Todo esto sucedió para que se cumpliera lo que dijo el Señor por medio del Profeta:
Mirad, la virgen concebirá y dará a luz un hijo, a quien pondrán por nombre Emmanuel, que significa Dios-con-nosotros.
Comentario
La llegada al mundo de un nuevo ser humano es siempre señal de esperanza. Los padres –y, en general, toda la familia– suelen soñar sobre cómo se desarrollará la vida de su hijo, cuáles serán los talentos que Dios le dio, cómo se irá tejiendo su historia a lo largo de los años. Así, es fácil imaginar cómo el nacimiento de santa María también habría llenado de esperanza los corazones de san Joaquín y santa Ana, y cómo habrían hecho planes para el futuro de su hija. Sin embargo, en la vida de la Virgen se haría presente una novedad que va mucho más allá de lo que estos santos podrían entrever. Una novedad que sorprende a Nuestra Señora en el momento de la Anunciación (cfr. Lucas 1,29) y que causa asombro en san José, como vemos en el evangelio de la Misa de hoy.

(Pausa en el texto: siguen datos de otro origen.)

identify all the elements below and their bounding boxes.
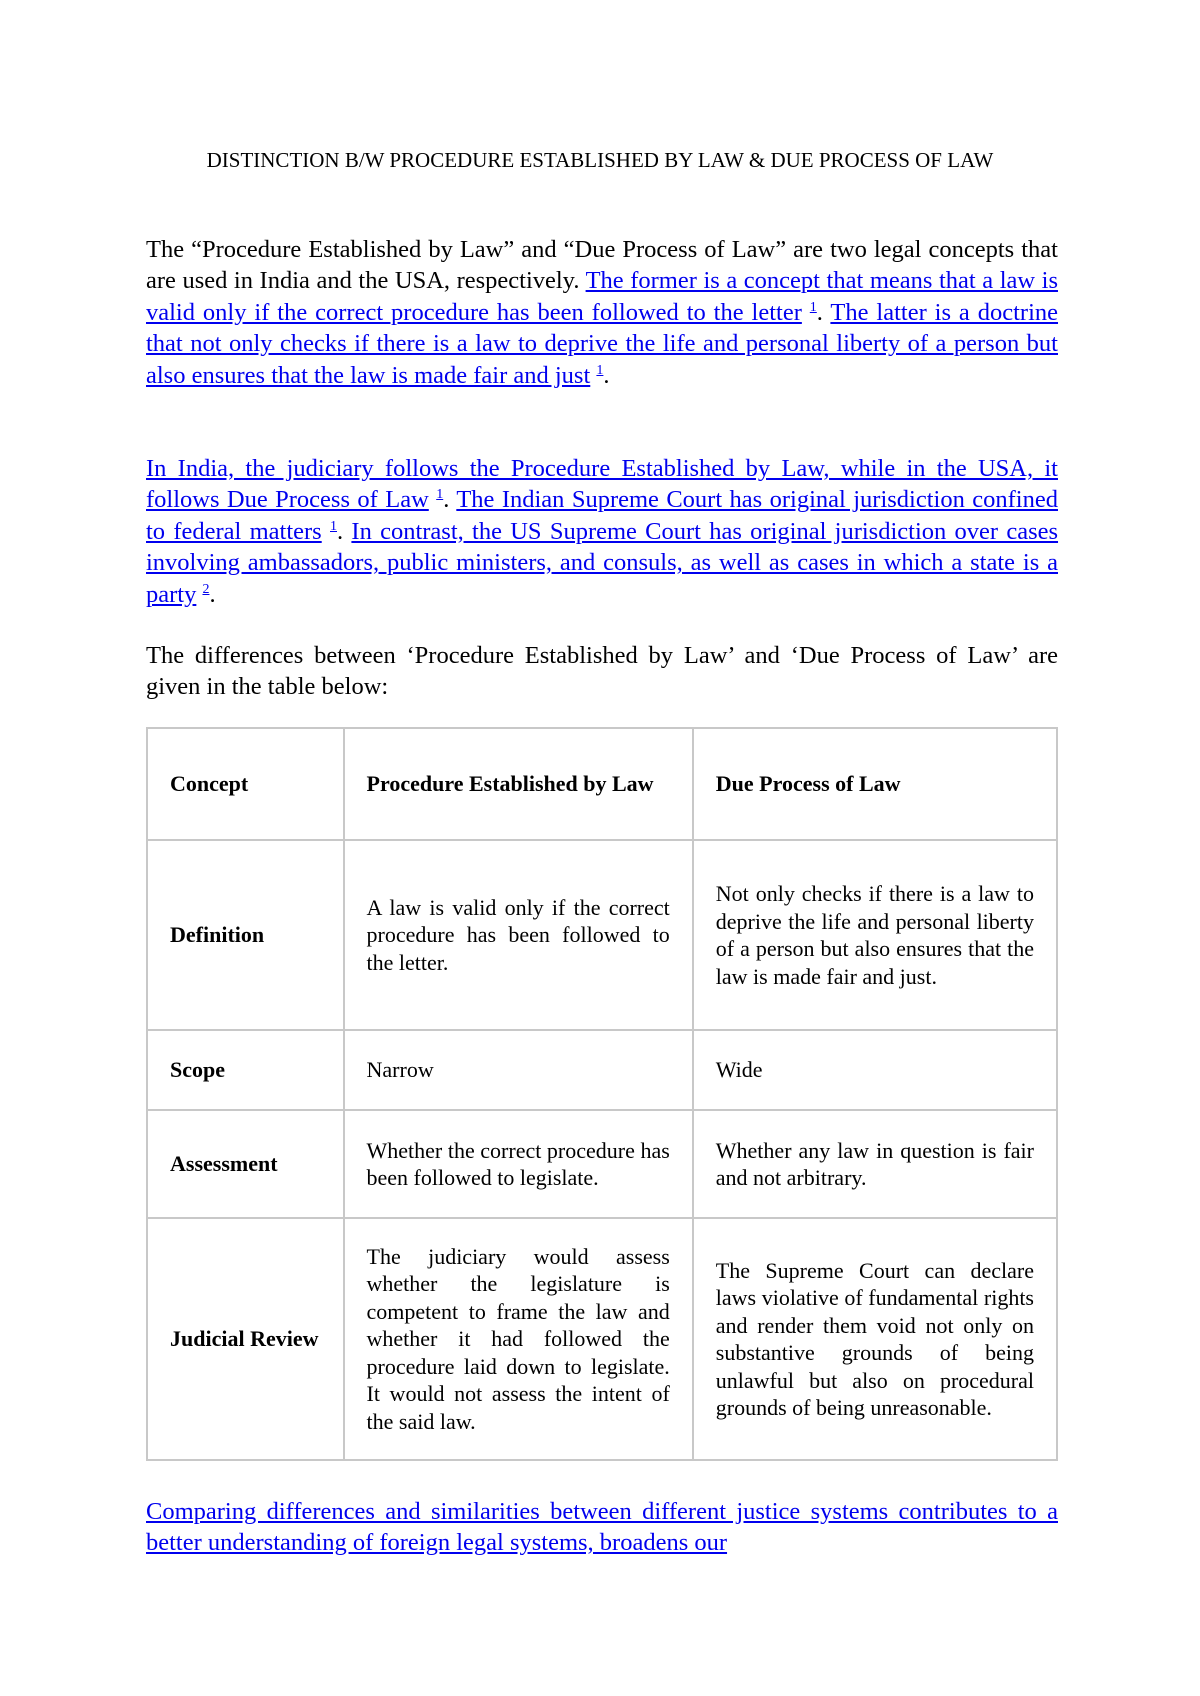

La Virgen ha nacido para cumplir las promesas de Dios a su pueblo: «Mirad, la virgen concebirá y dará a luz un hijo, a quien pondrán por nombre Emmanuel, que significa Dios-con-nosotros» (v. 23). Pero estas promesas se cumplen de un modo inesperado, porque Ella concibe conservando el don de la virginidad. El Espíritu Santo hace algo grandioso en la vida de santa María, la convierte en Madre de Dios, y así se vuelve en señal de esperanza no solo para el pueblo de Israel sino para todos los hombres.
La vida de la Virgen es un gran don para la humanidad. Nos habla de cómo el Señor responde a nuestros anhelos más profundos, y al mismo tiempo los sitúa en un horizonte nuevo. Grande sería la alegría de san José cuando el ángel le dijo que recibiera a Nuestra Señora: era algo que de seguro él deseaba con todo el corazón, pero a lo que estaba dispuesto a renunciar, porque pensaba que así se ajustaría más al plan de Dios (v. 18-19). Sin embargo, san José recibió algo aún más grande de lo que soñaba, porque su matrimonio con santa María entró a formar parte de los planes de la Salvación. Se embarcó en una aventura divina, en la que, junto con muchas alegrías, no faltaron los obstáculos: el nacimiento en un portal, la persecución de Herodes, el tener que recomenzar su trabajo en lugares distintos…
Como san José, también nosotros estamos llamados a dejar entrar a la Virgen en nuestras vidas, y a abrirnos a una nueva esperanza, que supera nuestros sueños y no defrauda.
PARA TU RATO DE ORACION
El 8 de septiembre, la Iglesia celebra la Natividad de Santa María. Sugerimos algunos textos de san Josemaría sobre el trato con la Virgen.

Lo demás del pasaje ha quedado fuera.